A Confederação Brasileira de TKD Interestilos, registrada no Ministério do Esporte, foi acabando aos poucos com a idéia de que a confederação brasileira era a única entidade nacional que tinha os poderes do TKD brasileiro.

Os irmãos Yeo Jun e Yeo Jin Kim, coreanos natos, novos de idade, não se intimidaram diante dos velhacos grãos mestres e suas tradições milenares.
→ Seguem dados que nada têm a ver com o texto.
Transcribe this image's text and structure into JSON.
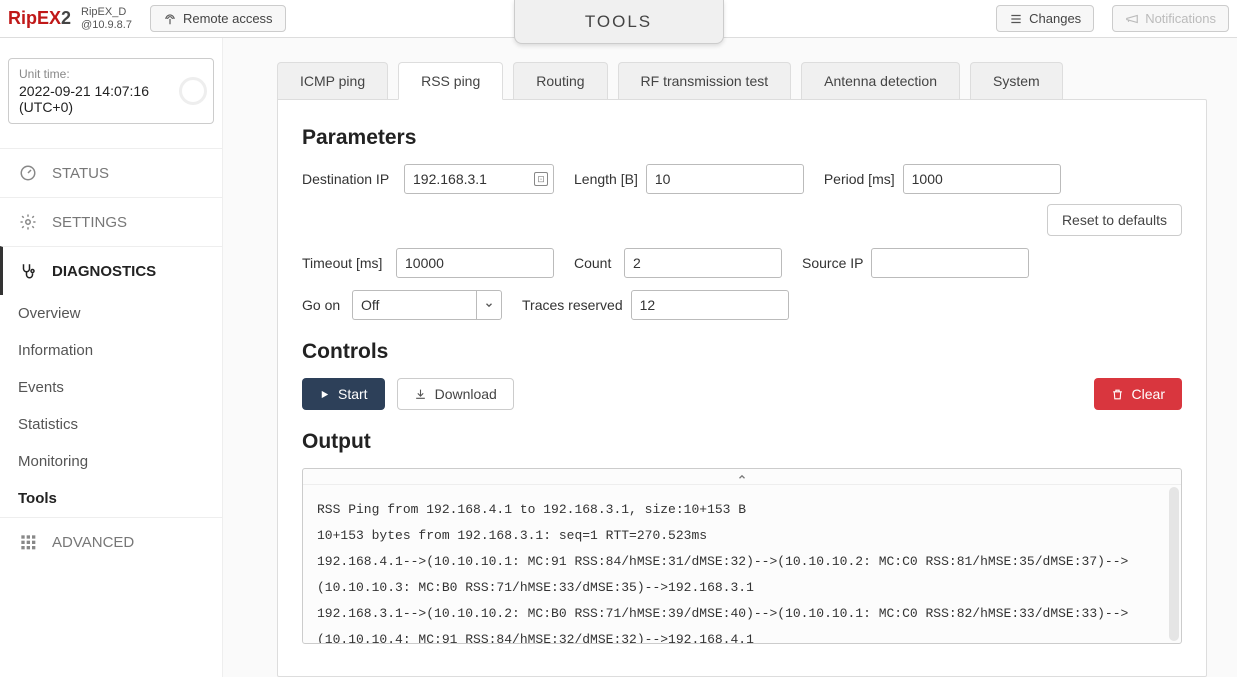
{
  "header": {
    "logo_main": "RipEX",
    "logo_suffix": "2",
    "device_name": "RipEX_D",
    "device_ip": "@10.9.8.7",
    "remote_access_label": "Remote access",
    "page_title": "TOOLS",
    "changes_label": "Changes",
    "notifications_label": "Notifications"
  },
  "time": {
    "label": "Unit time:",
    "value": "2022-09-21 14:07:16 (UTC+0)"
  },
  "nav": {
    "status": "STATUS",
    "settings": "SETTINGS",
    "diagnostics": "DIAGNOSTICS",
    "overview": "Overview",
    "information": "Information",
    "events": "Events",
    "statistics": "Statistics",
    "monitoring": "Monitoring",
    "tools": "Tools",
    "advanced": "ADVANCED"
  },
  "tabs": {
    "icmp_ping": "ICMP ping",
    "rss_ping": "RSS ping",
    "routing": "Routing",
    "rf_test": "RF transmission test",
    "antenna": "Antenna detection",
    "system": "System"
  },
  "sections": {
    "parameters": "Parameters",
    "controls": "Controls",
    "output": "Output"
  },
  "params": {
    "dest_ip_label": "Destination IP",
    "dest_ip": "192.168.3.1",
    "length_label": "Length [B]",
    "length": "10",
    "period_label": "Period [ms]",
    "period": "1000",
    "timeout_label": "Timeout [ms]",
    "timeout": "10000",
    "count_label": "Count",
    "count": "2",
    "source_ip_label": "Source IP",
    "source_ip": "",
    "go_on_label": "Go on",
    "go_on": "Off",
    "traces_label": "Traces reserved",
    "traces": "12",
    "reset_label": "Reset to defaults"
  },
  "controls": {
    "start": "Start",
    "download": "Download",
    "clear": "Clear"
  },
  "output_text": "RSS Ping from 192.168.4.1 to 192.168.3.1, size:10+153 B\n10+153 bytes from 192.168.3.1: seq=1 RTT=270.523ms\n192.168.4.1-->(10.10.10.1: MC:91 RSS:84/hMSE:31/dMSE:32)-->(10.10.10.2: MC:C0 RSS:81/hMSE:35/dMSE:37)-->(10.10.10.3: MC:B0 RSS:71/hMSE:33/dMSE:35)-->192.168.3.1\n192.168.3.1-->(10.10.10.2: MC:B0 RSS:71/hMSE:39/dMSE:40)-->(10.10.10.1: MC:C0 RSS:82/hMSE:33/dMSE:33)-->(10.10.10.4: MC:91 RSS:84/hMSE:32/dMSE:32)-->192.168.4.1"
}
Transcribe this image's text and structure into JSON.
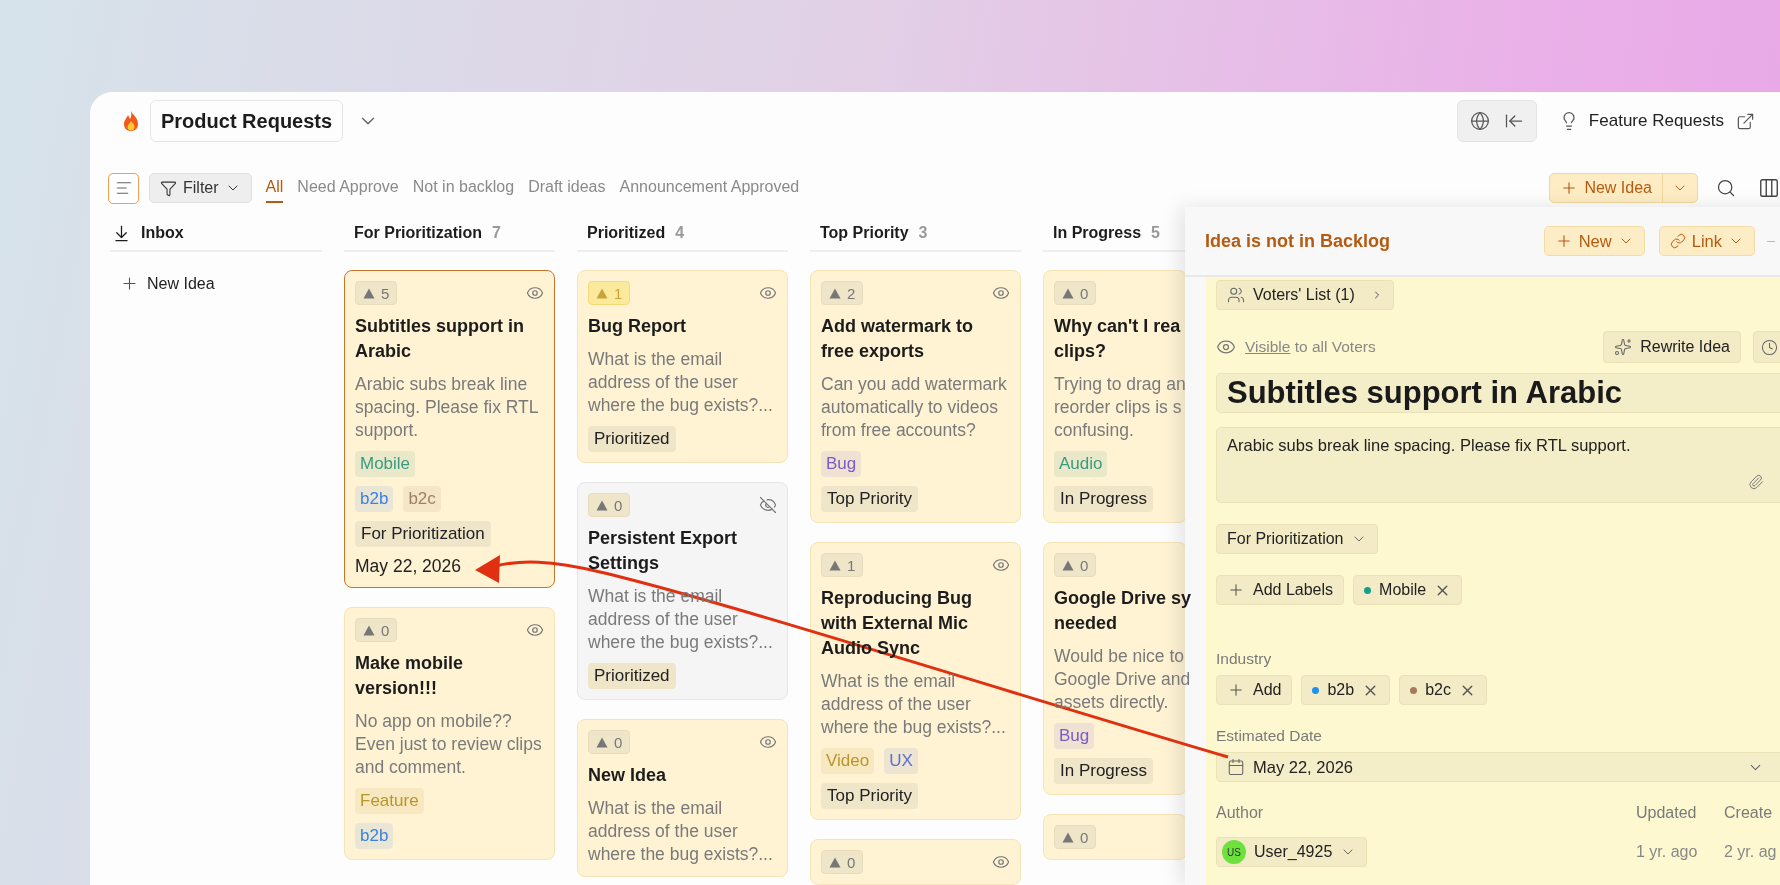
{
  "header": {
    "board_title": "Product Requests",
    "portal_link": "Feature Requests"
  },
  "toolbar": {
    "filter": "Filter",
    "views": [
      {
        "label": "All",
        "selected": true
      },
      {
        "label": "Need Approve",
        "selected": false
      },
      {
        "label": "Not in backlog",
        "selected": false
      },
      {
        "label": "Draft ideas",
        "selected": false
      },
      {
        "label": "Announcement Approved",
        "selected": false
      }
    ],
    "new_idea": "New Idea"
  },
  "inbox": {
    "title": "Inbox",
    "new_idea": "New Idea"
  },
  "columns": [
    {
      "title": "For Prioritization",
      "count": "7",
      "cards": [
        {
          "votes": "5",
          "voted": false,
          "visible": true,
          "selected": true,
          "title": "Subtitles support in Arabic",
          "description": "Arabic subs break line spacing. Please fix RTL support.",
          "labels": [
            {
              "text": "Mobile",
              "color": "#3a9a80"
            }
          ],
          "industries": [
            {
              "text": "b2b",
              "color": "#3b82e0"
            },
            {
              "text": "b2c",
              "color": "#a07e68"
            }
          ],
          "status": "For Prioritization",
          "date": "May 22, 2026"
        },
        {
          "votes": "0",
          "voted": false,
          "visible": true,
          "selected": false,
          "title": "Make mobile version!!!",
          "description": "No app on mobile?? Even just to review clips and comment.",
          "labels": [
            {
              "text": "Feature",
              "color": "#b8962a"
            }
          ],
          "industries": [
            {
              "text": "b2b",
              "color": "#3b82e0"
            }
          ]
        }
      ]
    },
    {
      "title": "Prioritized",
      "count": "4",
      "cards": [
        {
          "votes": "1",
          "voted": true,
          "visible": true,
          "selected": false,
          "title": "Bug Report",
          "description": "What is the email address of the user where the bug exists?...",
          "status": "Prioritized"
        },
        {
          "votes": "0",
          "voted": false,
          "visible": false,
          "selected": false,
          "title": "Persistent Export Settings",
          "description": "What is the email address of the user where the bug exists?...",
          "status": "Prioritized"
        },
        {
          "votes": "0",
          "voted": false,
          "visible": true,
          "selected": false,
          "title": "New Idea",
          "description": "What is the email address of the user where the bug exists?..."
        }
      ]
    },
    {
      "title": "Top Priority",
      "count": "3",
      "cards": [
        {
          "votes": "2",
          "voted": false,
          "visible": true,
          "selected": false,
          "title": "Add watermark to free exports",
          "description": "Can you add watermark automatically to videos from free accounts?",
          "labels": [
            {
              "text": "Bug",
              "color": "#7a5cc4"
            }
          ],
          "status": "Top Priority"
        },
        {
          "votes": "1",
          "voted": false,
          "visible": true,
          "selected": false,
          "title": "Reproducing Bug with External Mic Audio Sync",
          "description": "What is the email address of the user where the bug exists?...",
          "labels": [
            {
              "text": "Video",
              "color": "#b8962a"
            },
            {
              "text": "UX",
              "color": "#5b6fcc"
            }
          ],
          "status": "Top Priority"
        },
        {
          "votes": "0",
          "voted": false,
          "visible": true,
          "selected": false
        }
      ]
    },
    {
      "title": "In Progress",
      "count": "5",
      "cards": [
        {
          "votes": "0",
          "voted": false,
          "selected": false,
          "title": "Why can't I rea\nclips?",
          "description": "Trying to drag an\nreorder clips is s\nconfusing.",
          "labels": [
            {
              "text": "Audio",
              "color": "#3a9a80"
            }
          ],
          "status": "In Progress"
        },
        {
          "votes": "0",
          "voted": false,
          "selected": false,
          "title": "Google Drive sy\nneeded",
          "description": "Would be nice to\nGoogle Drive and\nassets directly.",
          "labels": [
            {
              "text": "Bug",
              "color": "#7a5cc4"
            }
          ],
          "status": "In Progress"
        },
        {
          "votes": "0",
          "voted": false,
          "selected": false
        }
      ]
    }
  ],
  "detail": {
    "banner": "Idea is not in Backlog",
    "new_button": "New",
    "link_button": "Link",
    "voters": "Voters' List (1)",
    "visibility_link": "Visible",
    "visibility_text": "to all Voters",
    "rewrite": "Rewrite Idea",
    "title": "Subtitles support in Arabic",
    "description": "Arabic subs break line spacing. Please fix RTL support.",
    "status": "For Prioritization",
    "add_labels": "Add Labels",
    "labels": [
      {
        "text": "Mobile",
        "color": "#16a08a"
      }
    ],
    "industry_label": "Industry",
    "add_industry": "Add",
    "industries": [
      {
        "text": "b2b",
        "color": "#1e90f0"
      },
      {
        "text": "b2c",
        "color": "#a87a5a"
      }
    ],
    "date_label": "Estimated Date",
    "date": "May 22, 2026",
    "author_label": "Author",
    "author": {
      "initials": "US",
      "name": "User_4925"
    },
    "updated_label": "Updated",
    "updated": "1 yr. ago",
    "created_label": "Create",
    "created": "2 yr. ag"
  }
}
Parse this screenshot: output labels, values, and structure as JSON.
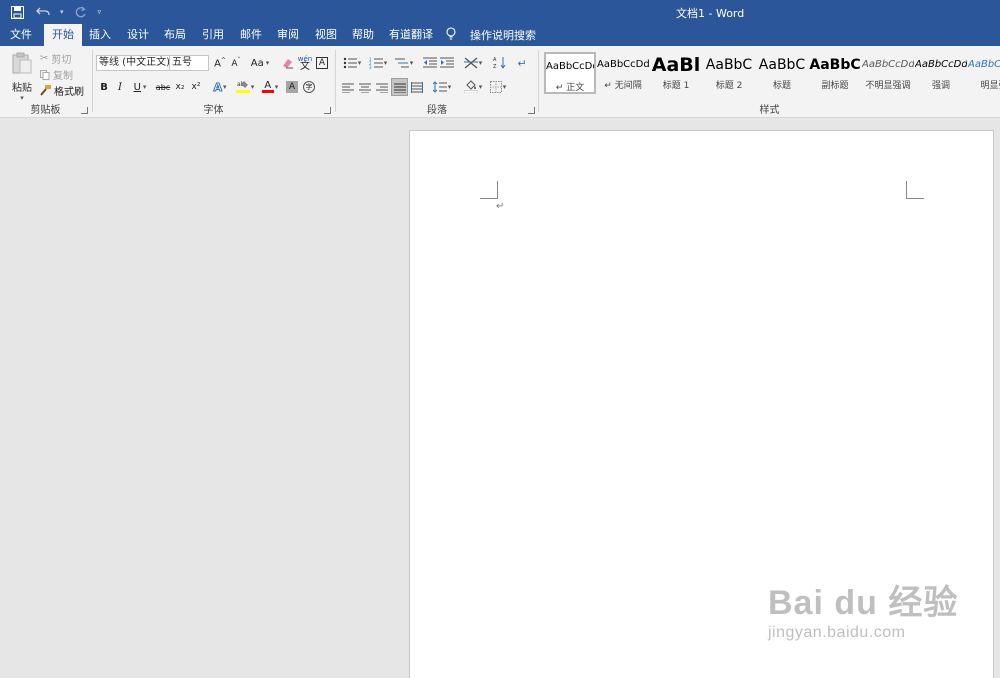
{
  "window": {
    "title": "文档1  -  Word"
  },
  "quick_access": {
    "icons": [
      "save-icon",
      "undo-icon",
      "redo-icon",
      "customize-icon"
    ]
  },
  "tabs": [
    {
      "label": "文件",
      "active": false
    },
    {
      "label": "开始",
      "active": true
    },
    {
      "label": "插入",
      "active": false
    },
    {
      "label": "设计",
      "active": false
    },
    {
      "label": "布局",
      "active": false
    },
    {
      "label": "引用",
      "active": false
    },
    {
      "label": "邮件",
      "active": false
    },
    {
      "label": "审阅",
      "active": false
    },
    {
      "label": "视图",
      "active": false
    },
    {
      "label": "帮助",
      "active": false
    },
    {
      "label": "有道翻译",
      "active": false
    }
  ],
  "tell_me": {
    "label": "操作说明搜索"
  },
  "clipboard": {
    "group_label": "剪贴板",
    "paste_label": "粘贴",
    "cut_label": "剪切",
    "copy_label": "复制",
    "format_painter_label": "格式刷"
  },
  "font": {
    "group_label": "字体",
    "font_name": "等线 (中文正文)",
    "font_size": "五号",
    "change_case_label": "Aa",
    "bold": "B",
    "italic": "I",
    "underline": "U",
    "strike": "abc",
    "subscript": "x₂",
    "superscript": "x²",
    "highlight_color": "#ffff00",
    "font_color": "#ff0000"
  },
  "paragraph": {
    "group_label": "段落"
  },
  "styles": {
    "group_label": "样式",
    "items": [
      {
        "preview": "AaBbCcDd",
        "name": "↵ 正文",
        "selected": true
      },
      {
        "preview": "AaBbCcDd",
        "name": "↵ 无间隔",
        "selected": false
      },
      {
        "preview": "AaBl",
        "name": "标题 1",
        "selected": false
      },
      {
        "preview": "AaBbC",
        "name": "标题 2",
        "selected": false
      },
      {
        "preview": "AaBbC",
        "name": "标题",
        "selected": false
      },
      {
        "preview": "AaBbC",
        "name": "副标题",
        "selected": false
      },
      {
        "preview": "AaBbCcDd",
        "name": "不明显强调",
        "selected": false
      },
      {
        "preview": "AaBbCcDd",
        "name": "强调",
        "selected": false
      },
      {
        "preview": "AaBbCcDd",
        "name": "明显强",
        "selected": false
      }
    ]
  },
  "document": {
    "paragraph_mark": "↵"
  },
  "watermark": {
    "main": "Bai du 经验",
    "sub": "jingyan.baidu.com"
  }
}
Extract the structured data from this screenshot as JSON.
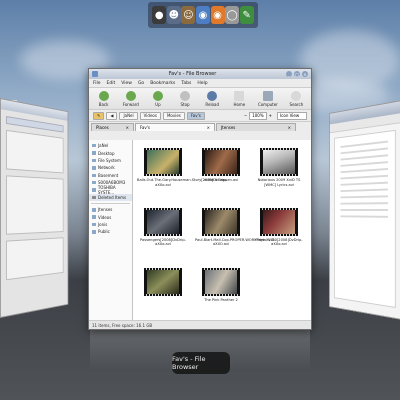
{
  "dock": {
    "icons": [
      "bug-icon",
      "people-icon",
      "cat-icon",
      "globe-icon",
      "firefox-icon",
      "clock-icon",
      "editor-icon"
    ]
  },
  "window": {
    "title": "Fav's - File Browser",
    "menu": [
      "File",
      "Edit",
      "View",
      "Go",
      "Bookmarks",
      "Tabs",
      "Help"
    ],
    "toolbar": [
      {
        "label": "Back",
        "color": "#6aa84f"
      },
      {
        "label": "Forward",
        "color": "#6aa84f"
      },
      {
        "label": "Up",
        "color": "#6aa84f"
      },
      {
        "label": "Stop",
        "color": "#c0c0c0"
      },
      {
        "label": "Reload",
        "color": "#5b7aa8"
      },
      {
        "label": "Home",
        "color": "#d8d8d8"
      },
      {
        "label": "Computer",
        "color": "#9aa8b8"
      },
      {
        "label": "Search",
        "color": "#d8d8d8"
      }
    ],
    "path": [
      "JaNel",
      "Videos",
      "Movies",
      "Fav's"
    ],
    "zoom": "100%",
    "view_mode": "Icon View",
    "tabs": [
      {
        "label": "Fav's",
        "active": true
      },
      {
        "label": "Jtenses",
        "active": false
      }
    ],
    "sidebar_header": "Places",
    "places": [
      "JaNel",
      "Desktop",
      "File System",
      "Network",
      "Basement",
      "S000A6BOM3",
      "TOSHIBA SYSTE...",
      "Deleted Items"
    ],
    "bookmarks": [
      "Jtenses",
      "Videos",
      "Jonis",
      "Public"
    ],
    "files": [
      "Balls.Out.The.Gary.Houseman.Story[2009]DvDrip-aXXo.avi",
      "make it happen.avi",
      "Notorious 2009 XviD TS [WMC] Lyrics.avi",
      "Passengers[2008]DvDrip-aXXo.avi",
      "Paul.Blart.Mall.Cop.PROPER.WORKPrint.XviD-aXXO.avi",
      "Player 5150[2008]DvDrip-aXXo.avi",
      "",
      "The Pink Panther 2"
    ],
    "status": "11 items, Free space: 16.1 GB"
  },
  "caption": "Fav's - File Browser"
}
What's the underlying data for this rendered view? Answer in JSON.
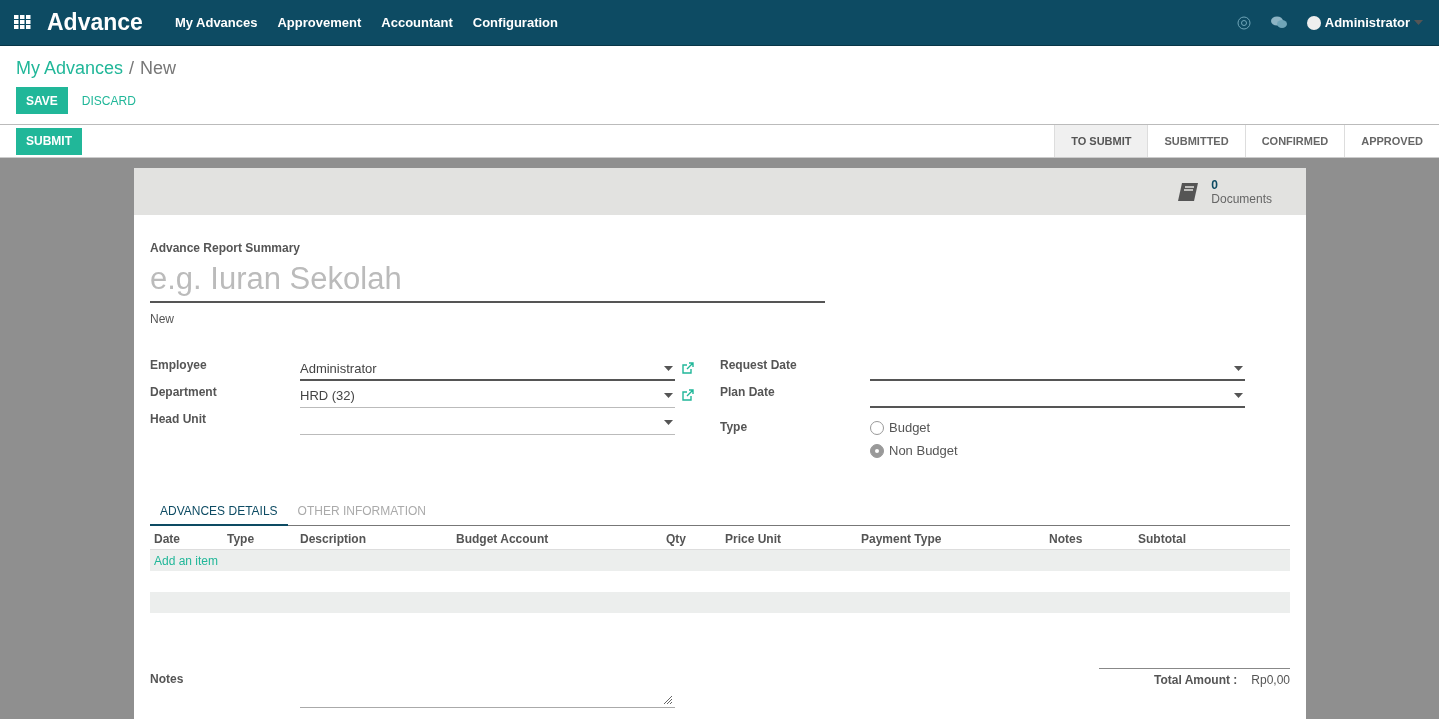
{
  "navbar": {
    "app_title": "Advance",
    "menu": [
      "My Advances",
      "Approvement",
      "Accountant",
      "Configuration"
    ],
    "user": "Administrator"
  },
  "breadcrumb": {
    "parent": "My Advances",
    "separator": "/",
    "current": "New"
  },
  "actions": {
    "save": "SAVE",
    "discard": "DISCARD",
    "submit": "SUBMIT"
  },
  "stages": [
    {
      "label": "TO SUBMIT",
      "selected": true
    },
    {
      "label": "SUBMITTED",
      "selected": false
    },
    {
      "label": "CONFIRMED",
      "selected": false
    },
    {
      "label": "APPROVED",
      "selected": false
    }
  ],
  "documents": {
    "count": "0",
    "label": "Documents"
  },
  "form": {
    "summary_label": "Advance Report Summary",
    "summary_placeholder": "e.g. Iuran Sekolah",
    "state": "New",
    "left_fields": [
      {
        "label": "Employee",
        "value": "Administrator",
        "required": true,
        "external_link": true
      },
      {
        "label": "Department",
        "value": "HRD (32)",
        "required": false,
        "external_link": true
      },
      {
        "label": "Head Unit",
        "required": false,
        "external_link": false
      }
    ],
    "right_fields": [
      {
        "label": "Request Date",
        "kind": "date",
        "required": true
      },
      {
        "label": "Plan Date",
        "kind": "date",
        "required": true
      },
      {
        "label": "Type",
        "kind": "radio",
        "options": [
          {
            "label": "Budget",
            "selected": false
          },
          {
            "label": "Non Budget",
            "selected": true
          }
        ]
      }
    ]
  },
  "tabs": [
    {
      "label": "ADVANCES DETAILS",
      "selected": true
    },
    {
      "label": "OTHER INFORMATION",
      "selected": false
    }
  ],
  "table": {
    "columns": [
      "Date",
      "Type",
      "Description",
      "Budget Account",
      "Qty",
      "Price Unit",
      "Payment Type",
      "Notes",
      "Subtotal"
    ],
    "add_item": "Add an item"
  },
  "footer": {
    "notes_label": "Notes",
    "total_label": "Total Amount :",
    "total": "Rp0,00"
  }
}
Com bom acesso ao Kukkiwon, essa dupla levou atletas e mestres/professores brasileiros a conhecer e treinar no grande templo do TKD mundial.

Enquanto os dirigentes da CBTKD e das suas federações estaduais se engalfinhavam uns aos outros pelos cargos nas entidades e de quem tinha o poder tirar mais dinheiro dos exames de faixa dos mestres/professores das academias (como éramos trouxas), a CBTI virou LIGA.

A Liga Nacional de TKD se tornou uma entidade constituída jurídica e reconhecida moralmente pela comunidade do TKD brasileiro.

A maioria dos filiados da liga nacional é contra essa filiação a confederação brasileira. Para vocês entenderem melhor isso, basta acessar o site da CBTKD: irão ver no mapa dos filiados o tamanho da entidade liga nacional diante das federações estaduais.

A LIGA nunca precisou da confederação brasileira e de suas federações estaduais para promoverem grandes competições que são reconhecidas nacionalmente e mundialmente. Nem para registrar filiados ao Kukkiwon. Esse livre arbítrio da LIGA deixou os dirigentes da CBTKD com a cuia na mão. Completamente perdidos.

A TRIBUNA/TKD acha que LIGA, ao se filiar a CBTKD, perdeu mais do que ganhou. Mais isso é assunto para outro artigo.

Resumindo, a entidade liga nacional ganha mais uma no TKD brasileiro com essa atitude intempestiva dos dirigentes das federações estaduais de entrarem com requerimentos exigindo da CBTKD que não aceite a equipe da LIGA no brasileiro de federações.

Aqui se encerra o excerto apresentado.